Ruthenium red is a polycationic stain used to visualize acid Polysaccharides on the outer surface of cells. Ruthenium red staining followed by electron microscopic analysis was used to demonstrate the presence of an external glycoprotein layer surrounding the spore of both Bacillus anthracis and Bacillus subtilis. This layer is less apparent with traditional staining methods used for electron microscopy. Renografin gradients were used to purify B. subtilis spores. These purified spores displayed greatly enhanced staining with ruthenium red, indicating nonspecific binding of renografin, which has a major carbohydrate constituent, methylglucamine. For B. anthracis, staining with ruthenium red was sufficiently intense that it was not significantly enhanced by renografin purification.
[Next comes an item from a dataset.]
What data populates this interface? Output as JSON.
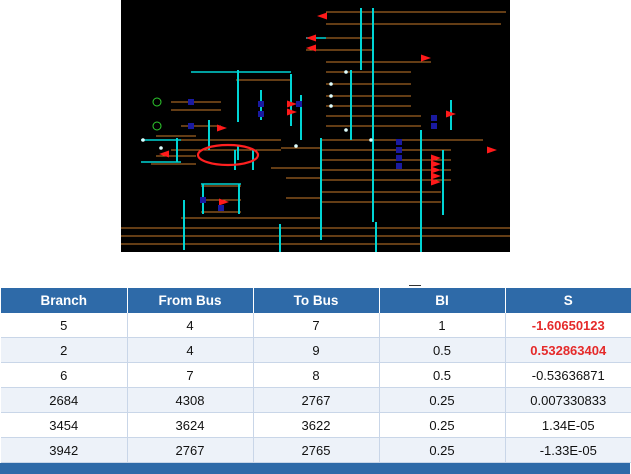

In addition to demonstrating a previously undiscovered layer surrounding the spores of B. subtilis, the results help explain a long-standing controversy as to ultrastructural differences among these genetically closely related organisms. Ruthenium red staining provides an important addition to the identification of surface glycoproteins in studies to define similarities and differences in the exosporium layers of Bacillus species.